Promise Not To Change Will Is Enforceable–Trust Also Fails


Arch and Emily Tucker were a married couple living in Colorado in 1962. That year, they both signed new wills, though Emily’s will could not be found decades later when problems arose. Arch’s will, though, included language reflecting an agreement between the two of them not change their wills. After noting that Emily’s will was similar, Arch’s will provided:

“…the contents and provisions of the said two Last Wills and Testaments shall not be changed and altered by one spouse without the full written knowledge and approval of the other spouse.”

Arch died in 1982, and Emily had his will admitted to probate. Other than a $2,500 bequest to his daughter from a prior marriage, his will left everything to Emily. At the time of his death, however, all of his property was held in joint tenancy with Emily, and so she received everything despite what the will provided.

In the years after Arch’s death, Emily apparently decided that she did not want her estate to go to the family members named in Arch’s (and her) 1962 will. Just two years after Arch’s death, Emily signed a living trust and transferred most of her assets to the trust’s name.

Emily’s new trust provided that upon her death everything would be distributed to a friend, Charles Glenn, and his wife Jean. In 1989 she also signed a new will, leaving her entire estate to the Glenns and naming Charles Glenn as her Personal Representative.

Emily Tucker died in 1994. Her estate (including both probate assets and the holdings in the living trust) was worth about $2.6 million. Charles Glenn submitted her will to probate, and indicated that he intended to distribute the trust assets according to its terms.

Arch and Emily Tucker’s family objected. They filed a court action alleging that Emily was bound by her agreement with Arch, and that she did not have the authority to either make a new will or to transfer her assets into her living trust. They sought to force Charles Glenn to return the entire estate to the family members.

Although Emily Glenn’s 1962 will was apparently lost, a Colorado jury found that it had been executed, and that it must have contained provisions essentially identical to Arch’s will. The jury agreed with family members that Emily could not negate her agreement with Arch (to leave her entire estate to family members) by simply transferring assets into a living trust. The Glenns appealed the ruling ordering them to return all Emily’s assets.

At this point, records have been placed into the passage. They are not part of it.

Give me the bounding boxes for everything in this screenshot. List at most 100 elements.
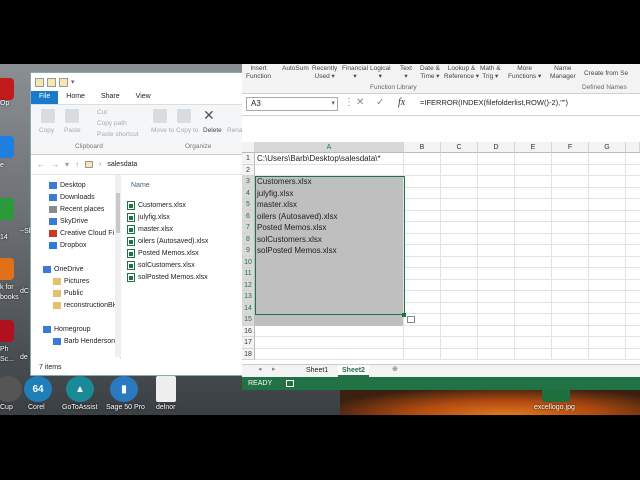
file-row[interactable]: master.xlsx [127, 223, 245, 235]
row-header[interactable]: 17 [242, 337, 255, 349]
cell[interactable] [589, 337, 626, 349]
nav-scrollbar[interactable] [115, 175, 121, 357]
cell[interactable] [515, 291, 552, 303]
cell[interactable] [478, 337, 515, 349]
nav-item-public[interactable]: Public [31, 287, 120, 299]
column-header-d[interactable]: D [478, 142, 515, 153]
copy-icon[interactable] [41, 109, 55, 123]
sage50-app-icon[interactable]: ▮ [110, 376, 138, 402]
move-to-icon[interactable] [153, 109, 167, 123]
nav-item-creative-cloud[interactable]: Creative Cloud Fi [31, 227, 120, 239]
cell[interactable] [515, 199, 552, 211]
file-row[interactable]: solCustomers.xlsx [127, 259, 245, 271]
rename-button[interactable]: Rena [227, 127, 243, 134]
folder-icon[interactable] [35, 77, 44, 87]
quick-analysis-icon[interactable] [407, 316, 415, 323]
cell[interactable] [515, 348, 552, 360]
cell[interactable] [404, 325, 441, 337]
nav-item-recent-places[interactable]: Recent places [31, 203, 120, 215]
nav-item-downloads[interactable]: Downloads [31, 191, 120, 203]
cell[interactable] [441, 187, 478, 199]
file-row[interactable]: Customers.xlsx [127, 199, 245, 211]
row-header[interactable]: 16 [242, 325, 255, 337]
sheet-tab-sheet2[interactable]: Sheet2 [338, 365, 369, 377]
file-row[interactable]: Posted Memos.xlsx [127, 247, 245, 259]
financial-button[interactable]: Financial ▾ [342, 65, 368, 81]
cell[interactable] [552, 268, 589, 280]
cell[interactable] [478, 302, 515, 314]
cell[interactable] [404, 199, 441, 211]
cell-a[interactable] [255, 348, 404, 360]
cell-a[interactable] [255, 268, 404, 280]
move-to-button[interactable]: Move to [151, 127, 174, 134]
cell[interactable] [441, 199, 478, 211]
copy-to-icon[interactable] [177, 109, 191, 123]
cell[interactable] [441, 222, 478, 234]
cell[interactable] [478, 268, 515, 280]
cell-a[interactable]: solPosted Memos.xlsx [255, 245, 404, 257]
cell[interactable] [441, 153, 478, 165]
cell[interactable] [478, 348, 515, 360]
row-header[interactable]: 3 [242, 176, 255, 188]
forward-icon[interactable]: → [51, 160, 59, 169]
cell[interactable] [552, 279, 589, 291]
cell[interactable] [515, 222, 552, 234]
cell[interactable] [552, 199, 589, 211]
cell-a[interactable] [255, 302, 404, 314]
next-sheet-icon[interactable]: ▸ [272, 365, 276, 373]
scroll-thumb[interactable] [116, 193, 120, 233]
cell-a[interactable]: Customers.xlsx [255, 176, 404, 188]
cell[interactable] [404, 222, 441, 234]
row-header[interactable]: 8 [242, 233, 255, 245]
tab-view[interactable]: View [128, 91, 159, 104]
cell[interactable] [589, 268, 626, 280]
cell[interactable] [404, 348, 441, 360]
cell[interactable] [589, 187, 626, 199]
column-header-f[interactable]: F [552, 142, 589, 153]
column-header-g[interactable]: G [589, 142, 626, 153]
cell[interactable] [441, 164, 478, 176]
tab-home[interactable]: Home [58, 91, 93, 104]
nav-item-homegroup[interactable]: Homegroup [31, 323, 120, 335]
cell[interactable] [478, 176, 515, 188]
cell-a[interactable]: Posted Memos.xlsx [255, 222, 404, 234]
tab-share[interactable]: Share [93, 91, 128, 104]
macro-record-icon[interactable] [285, 379, 294, 387]
row-header[interactable]: 14 [242, 302, 255, 314]
cell[interactable] [404, 256, 441, 268]
cell[interactable] [404, 176, 441, 188]
sheet-tab-sheet1[interactable]: Sheet1 [302, 365, 332, 377]
cell[interactable] [404, 337, 441, 349]
edge-app-icon[interactable] [0, 198, 14, 220]
select-all-corner[interactable] [242, 142, 255, 153]
cell[interactable] [441, 245, 478, 257]
cell[interactable] [515, 176, 552, 188]
copy-button[interactable]: Copy [39, 127, 54, 134]
row-header[interactable]: 13 [242, 291, 255, 303]
name-manager-button[interactable]: Name Manager [550, 65, 576, 81]
cell[interactable] [441, 348, 478, 360]
cell[interactable] [589, 199, 626, 211]
cell[interactable] [441, 233, 478, 245]
cell[interactable] [589, 176, 626, 188]
edge-app-icon[interactable] [0, 136, 14, 158]
cup-app-icon[interactable] [0, 376, 22, 402]
create-from-selection-button[interactable]: Create from Se [584, 70, 628, 78]
text-button[interactable]: Text ▾ [400, 65, 412, 81]
column-header-b[interactable]: B [404, 142, 441, 153]
cell[interactable] [589, 153, 626, 165]
cell[interactable] [478, 291, 515, 303]
cut-button[interactable]: Cut [97, 109, 107, 116]
cell-a[interactable]: julyfig.xlsx [255, 187, 404, 199]
cell[interactable] [589, 210, 626, 222]
cell[interactable] [478, 314, 515, 326]
cell[interactable] [478, 256, 515, 268]
cell[interactable] [441, 279, 478, 291]
cell[interactable] [552, 222, 589, 234]
add-sheet-icon[interactable]: ⊕ [392, 365, 398, 373]
corel-app-icon[interactable]: 64 [24, 376, 52, 402]
cell-a[interactable]: solCustomers.xlsx [255, 233, 404, 245]
cell[interactable] [441, 302, 478, 314]
row-header[interactable]: 9 [242, 245, 255, 257]
cell[interactable] [589, 325, 626, 337]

The Colorado Court of Appeals agreed with the jury (and the family). Colorado law (which is very much like Arizona law in this regard) permits two people to agree not to change their wills without one another’s consent, and Emily and Arch had such an agreement. To allow Emily to sidestep that agreement by transferring her assets to a living trust, the Court ruled, would be to defeat the purpose of the agreement.

The Court did note that Emily would have had the power to make “reasonable” gifts during her lifetime. She would also have had the right to use the funds for her own living expenses. But, the Court of Appeals ruled, she did not have the authority to “transfer the bulk of the estate in a way contrary to the terms of the agreement embodied in the mutual will.” Murphy v. Glenn, March 5, 1998.

Colorado, like most states, permits two people to agree that they will make a will, or that they will not make a will, or that they will not change an existing will. As in most states, Colorado requires that the agreement be written, and it must meet the requirements of a will itself. Those requirements may call for two (or more) witnesses and specific language to make the agreement effective. Once the rules are met, however, neither party is free to change the outcome after the first party dies.